Validity type	Construct
Pass condition	The proposed circuit does not score highly on unrelated tasks under the same instrument and intervention strength
Evidence family	Representational (cross-task IIA), Behavioral (cross-task faithfulness)
Minimum reporting	IIA or faithfulness on ≥1 unrelated control task; ratio of on-task to off-task score
Common failure mode	Reporting only the target-task score; never testing whether the same circuit scores well on completely unrelated behaviors

What this criterion requires

Task specificity is the discriminant side of construct validity. It asks whether the circuit is specific to the claimed computation, or is a general-purpose structure that would score well on any task.

Satisfied when:

The circuit is tested on ≥1 unrelated control task. Different in computational structure, not just a variant. For SVA: Greater-Than is a good control. For IOI: Greater-Than or gendered pronoun.
The circuit’s score on the control task is substantially lower. On-task:off-task ratio ≥ 2:1, or off-task score not significantly above chance using the same instrument and strength.
Cross-task IIA contamination is near zero. Using the same subspace alignment, the IIA on the control task should be near baseline.

The specificity ratio

R = IIA(target task) / IIA(control task)

R = 1.0 means the circuit scores equally on both — task specificity fails. R ≥ 2.0 with off-task score not significantly above baseline is a reasonable pass threshold.

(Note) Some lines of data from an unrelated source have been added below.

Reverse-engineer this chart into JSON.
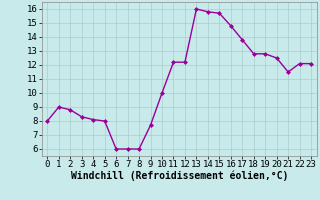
{
  "x": [
    0,
    1,
    2,
    3,
    4,
    5,
    6,
    7,
    8,
    9,
    10,
    11,
    12,
    13,
    14,
    15,
    16,
    17,
    18,
    19,
    20,
    21,
    22,
    23
  ],
  "y": [
    8.0,
    9.0,
    8.8,
    8.3,
    8.1,
    8.0,
    6.0,
    6.0,
    6.0,
    7.7,
    10.0,
    12.2,
    12.2,
    16.0,
    15.8,
    15.7,
    14.8,
    13.8,
    12.8,
    12.8,
    12.5,
    11.5,
    12.1,
    12.1
  ],
  "line_color": "#990099",
  "marker": "D",
  "marker_size": 2.0,
  "bg_color": "#c8eaea",
  "grid_color": "#aacccc",
  "xlabel": "Windchill (Refroidissement éolien,°C)",
  "xlim": [
    -0.5,
    23.5
  ],
  "ylim": [
    5.5,
    16.5
  ],
  "yticks": [
    6,
    7,
    8,
    9,
    10,
    11,
    12,
    13,
    14,
    15,
    16
  ],
  "xticks": [
    0,
    1,
    2,
    3,
    4,
    5,
    6,
    7,
    8,
    9,
    10,
    11,
    12,
    13,
    14,
    15,
    16,
    17,
    18,
    19,
    20,
    21,
    22,
    23
  ],
  "tick_fontsize": 6.5,
  "xlabel_fontsize": 7.0,
  "linewidth": 1.0
}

Application to this project

The SVA circuit claim at L8.MLP requires: IIA on Greater-Than or IOI (same DAS-IIA setup). If L8.MLP shows IIA = 0.48 on SVA and IIA = 0.10 on Greater-Than (R = 4.8), task specificity is satisfied. If IIA = 0.45 on Greater-Than (R = 1.07), the construct is “general information-processing locus,” not SVA-specific — a weaker and different claim.

Minimum reporting rule

Control task, intervention strength used for control.
Off-task score with same precision as on-task score.
Specificity ratio.
If off-task score is unexpectedly high, discuss — may mean the construct is under-specified.